In the modern world, we are witnessing a rapid acceleration in the adoption of complex and poorly understood systems, such as neural networks, and their use in processing high-dimensional sensor data like cameras and LiDAR. While it is hard to deny the effectiveness and impact of these systems, their theoretical understanding remains elusive. Unfortunately, this makes their use in closed-loop control systems hazardous, as many probabilistic characterizations of their errors fail to hold in this regime, and the tools used to prove properties such as safety and stability (e.g., Input-to-State-Stability theory) are not applicable. Furthermore, while substantial work exists on applying machine learning to control problems—mostly empirical in nature—far less has explored the application of control-theoretic tools to the analysis of machine learning systems.
The primary aim of this work is to bridge these gaps by providing rigorous worst-case error, safety, and stability guarantees for control systems with neural network or black-box components in the loop, as well as improving the theoretical analysis of these systems through control-theoretical tools. Specifically, this work focuses on: 1. Developing a neural network architecture that enjoys deterministic error bounds. 2. Deriving worst-case pose estimate error guarantees for LiDAR localization. 3. Performing a formal analysis of the long-term dynamics of generative models that are trained on their own synthetic data.
The first part of this dissertation builds on prior work showing that arbitrary depth residual networks (as opposed to the classical result involving arbitrary width) enjoy universal approximation capabilities in the uniform norm sense. However, these results lack a training procedure. We address this gap by developing an architecture and training algorithm exploiting monotonicity that result in residual neural networks with deterministic error bounds by construction. Additionally, such deterministic error bounds enable formal safety and stability guarantees to be proven when using these networks in control loops.
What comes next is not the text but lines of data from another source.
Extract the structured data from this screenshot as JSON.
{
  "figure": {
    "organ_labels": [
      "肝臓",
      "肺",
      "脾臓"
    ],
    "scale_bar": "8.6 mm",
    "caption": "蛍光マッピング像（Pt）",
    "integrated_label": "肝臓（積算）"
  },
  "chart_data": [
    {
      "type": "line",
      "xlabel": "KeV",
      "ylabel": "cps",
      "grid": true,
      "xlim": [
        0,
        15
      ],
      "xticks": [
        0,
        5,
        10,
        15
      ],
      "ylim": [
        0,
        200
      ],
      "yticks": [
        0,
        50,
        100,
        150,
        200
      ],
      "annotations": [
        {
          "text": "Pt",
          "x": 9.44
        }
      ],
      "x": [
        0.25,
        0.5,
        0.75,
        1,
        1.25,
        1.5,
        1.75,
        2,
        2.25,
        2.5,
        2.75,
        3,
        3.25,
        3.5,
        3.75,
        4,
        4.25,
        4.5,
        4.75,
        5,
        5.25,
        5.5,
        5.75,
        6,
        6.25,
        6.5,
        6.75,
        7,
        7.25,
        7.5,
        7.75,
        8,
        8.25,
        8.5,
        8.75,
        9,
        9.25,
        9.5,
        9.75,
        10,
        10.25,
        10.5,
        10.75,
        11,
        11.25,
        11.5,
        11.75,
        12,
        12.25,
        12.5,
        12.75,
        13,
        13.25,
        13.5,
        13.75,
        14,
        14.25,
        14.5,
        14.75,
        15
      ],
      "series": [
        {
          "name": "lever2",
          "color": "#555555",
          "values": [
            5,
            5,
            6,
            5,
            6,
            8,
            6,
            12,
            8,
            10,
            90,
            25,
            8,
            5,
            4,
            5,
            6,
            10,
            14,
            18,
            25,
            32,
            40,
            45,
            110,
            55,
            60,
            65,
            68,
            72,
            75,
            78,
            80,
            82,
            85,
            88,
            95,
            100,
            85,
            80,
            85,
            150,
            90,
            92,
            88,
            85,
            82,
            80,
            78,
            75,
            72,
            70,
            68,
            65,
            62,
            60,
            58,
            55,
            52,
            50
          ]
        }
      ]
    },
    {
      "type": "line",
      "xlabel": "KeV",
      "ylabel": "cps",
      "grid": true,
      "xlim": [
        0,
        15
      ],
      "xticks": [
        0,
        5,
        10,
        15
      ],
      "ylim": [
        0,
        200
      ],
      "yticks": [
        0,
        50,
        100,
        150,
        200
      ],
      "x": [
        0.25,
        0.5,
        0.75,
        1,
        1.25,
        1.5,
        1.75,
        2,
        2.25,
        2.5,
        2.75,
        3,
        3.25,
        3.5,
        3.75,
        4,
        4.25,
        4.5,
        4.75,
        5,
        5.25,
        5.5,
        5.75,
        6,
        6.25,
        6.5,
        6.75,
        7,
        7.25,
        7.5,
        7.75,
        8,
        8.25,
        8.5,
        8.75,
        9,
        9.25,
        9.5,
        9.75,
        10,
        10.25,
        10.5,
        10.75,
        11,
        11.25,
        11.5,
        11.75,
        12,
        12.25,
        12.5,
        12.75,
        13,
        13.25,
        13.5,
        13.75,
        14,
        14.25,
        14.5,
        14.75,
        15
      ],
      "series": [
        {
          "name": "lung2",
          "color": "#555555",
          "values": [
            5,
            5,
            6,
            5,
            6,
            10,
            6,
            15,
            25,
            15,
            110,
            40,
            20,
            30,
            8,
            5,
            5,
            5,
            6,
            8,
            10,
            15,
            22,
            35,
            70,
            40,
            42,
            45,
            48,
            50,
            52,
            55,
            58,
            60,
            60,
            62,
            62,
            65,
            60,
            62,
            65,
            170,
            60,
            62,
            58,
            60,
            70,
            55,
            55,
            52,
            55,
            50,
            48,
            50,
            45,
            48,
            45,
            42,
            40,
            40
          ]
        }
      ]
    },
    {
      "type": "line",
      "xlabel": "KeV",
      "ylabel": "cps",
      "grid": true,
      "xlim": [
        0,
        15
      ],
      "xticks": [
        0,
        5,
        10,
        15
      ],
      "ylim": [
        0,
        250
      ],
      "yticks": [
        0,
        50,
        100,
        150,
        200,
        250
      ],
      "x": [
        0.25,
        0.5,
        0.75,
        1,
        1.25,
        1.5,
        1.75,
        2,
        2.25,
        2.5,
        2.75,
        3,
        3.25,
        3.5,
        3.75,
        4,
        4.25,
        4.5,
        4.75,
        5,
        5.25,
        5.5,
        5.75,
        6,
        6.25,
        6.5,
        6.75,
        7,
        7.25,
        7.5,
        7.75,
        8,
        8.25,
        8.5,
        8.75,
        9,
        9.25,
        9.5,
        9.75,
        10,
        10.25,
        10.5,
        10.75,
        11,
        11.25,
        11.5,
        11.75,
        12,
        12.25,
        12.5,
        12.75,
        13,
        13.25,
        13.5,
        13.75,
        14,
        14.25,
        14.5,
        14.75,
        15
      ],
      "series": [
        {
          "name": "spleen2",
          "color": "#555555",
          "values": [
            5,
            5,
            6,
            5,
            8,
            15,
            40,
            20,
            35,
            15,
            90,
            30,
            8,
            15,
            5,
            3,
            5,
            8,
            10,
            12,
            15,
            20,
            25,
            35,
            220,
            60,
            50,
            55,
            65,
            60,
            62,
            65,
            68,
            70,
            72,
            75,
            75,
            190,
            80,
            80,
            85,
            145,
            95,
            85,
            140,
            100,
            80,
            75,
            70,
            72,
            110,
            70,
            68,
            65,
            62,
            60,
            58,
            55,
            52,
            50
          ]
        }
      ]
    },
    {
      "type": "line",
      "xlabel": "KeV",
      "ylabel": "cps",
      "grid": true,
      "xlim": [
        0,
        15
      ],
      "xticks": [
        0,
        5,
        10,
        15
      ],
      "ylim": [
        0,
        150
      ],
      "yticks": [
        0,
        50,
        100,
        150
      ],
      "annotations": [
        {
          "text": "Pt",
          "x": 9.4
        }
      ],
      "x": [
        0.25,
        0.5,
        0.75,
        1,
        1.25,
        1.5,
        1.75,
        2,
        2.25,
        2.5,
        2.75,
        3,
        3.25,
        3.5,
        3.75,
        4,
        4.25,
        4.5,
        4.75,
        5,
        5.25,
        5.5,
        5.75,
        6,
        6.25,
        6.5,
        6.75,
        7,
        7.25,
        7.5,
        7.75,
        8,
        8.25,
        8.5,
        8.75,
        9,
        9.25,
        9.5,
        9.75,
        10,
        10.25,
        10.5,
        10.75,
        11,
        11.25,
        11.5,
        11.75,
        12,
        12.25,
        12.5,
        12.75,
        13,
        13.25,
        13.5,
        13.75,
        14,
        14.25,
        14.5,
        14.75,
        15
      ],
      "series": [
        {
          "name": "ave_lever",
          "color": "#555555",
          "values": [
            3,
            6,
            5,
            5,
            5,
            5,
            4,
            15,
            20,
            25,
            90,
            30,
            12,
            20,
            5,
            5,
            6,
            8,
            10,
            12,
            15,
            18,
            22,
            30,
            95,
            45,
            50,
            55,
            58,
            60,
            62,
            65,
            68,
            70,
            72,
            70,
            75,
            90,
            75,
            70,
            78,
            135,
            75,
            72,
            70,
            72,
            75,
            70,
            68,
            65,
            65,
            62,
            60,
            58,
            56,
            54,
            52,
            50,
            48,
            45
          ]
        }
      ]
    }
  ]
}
Thus, we develop a framework based on Input-to-State-Stability (ISS) that exploits these deterministic errors when using neural networks as state observers, or feedback controllers.
The second part considers the problem of LiDAR-based localization. In particular, it looks at the so-called point cloud registration problem, which is a core routine of most localization and Simultaneous Localization And Mapping (SLAM) algorithms. The literature is rich with a wide variety of algorithms that attempt to solve the problem, from the classical Iterative Closest Point (ICP) to feature and learning-based approaches. However, the existing methods lack in near unanimity the ability to provide bounds on the pose estimation error they provide. In Part II we present a simple and fast point cloud registration algorithm called PASTA (Provably Accurate Simple Transformation Alignment), provide an extensive formal analysis of its worst-case estimation error, and experimentally verify its effectiveness. Such an algorithm, due its formal error bounds, and fast execution time, can be used as a supervisor for other localization algorithms that would otherwise not enjoy worst-case error bounds.
Finally, in the third part, we consider a topic very relevant to recent developments: generative models. As these models rapidly spread in popularity and use, the synthetic data they generate enters the internet, and, in turn, becomes part of the datasets used to train the next generation of generative models. There are rising concerns (supported by empirical observations) about the long-term consequences of this process, with fears that it may lead to the internet and these models to "degenerate" over time. In this work we analyze the learning dynamics of generative models that are fed back their own produced content in addition to their original training dataset, with particular focus on the effect of "temperature", a parameter typically used to modulate the sampling of these models. Using tools from control theory, we show that, unless a sufficient amount of external data is introduced at each iteration, any non-trivial temperature leads the model to asymptotically degenerate. In fact, either the generative distribution collapses to a small set of outputs, or becomes uniform over a large set of outputs.